An implementation of Hierarchical Attention Networks for Document Classification in PyTorch.
You can install the package from pip:
pip install hierarchical-attention-networks
You can see the requirements in setup.cfg
.
This package provides two neural networks.
The first one is SentenceModel
in han.model.sentence
.
It implements a word encoder and a word attention.
The second one is DocumentModel
in han.model.document
.
It depends on SentenceModel
, and implements a sentence attention and a sentence encoder.
SentenceModel.forward
takes a list of torch.Tensors
.
A tensor represents to a sentence and is the index of the words in the sentence.
It returns a tuple of two tensors.
The first one is the sentence embeddings, and its shape is (num of sentences, self.sentence_dim
).
The second one represents the attention.
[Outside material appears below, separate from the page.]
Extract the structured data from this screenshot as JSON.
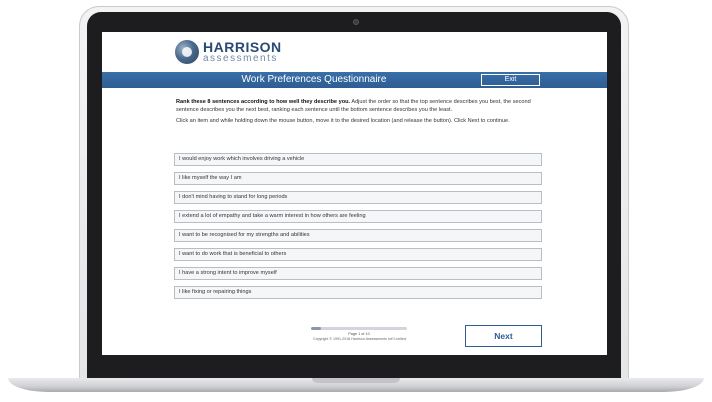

The shape is (the length of the longest tensor in an input, num of sentences).
DocumentModel.forward
takes documents.
A document is a list of tensors, and a tensor represents a sentence.
It returns a quadruple.
the first item represents document embeddings.
The second and third items represend sentence attention and word attention.
The fourth items is a list of the numbers of the sentences in a document.
You can instantiate them by SentenceModelFactory
DocumentModelFactory
.
They can accept pretrained word embeddings.
You can fit a model that depends on DocumentModel
on AG News by the following comands.
import han.example.document as d
import torchtext.vocab as v
import torch
d.train(
"d_enc.pth",
"d_model.pth",
device=torch.device("cpu"),
embedding_sparse=False,
pre_trained=v.FastText(),
)
You can run tests from the command line.
pip install -e .[dev]
python -m unittest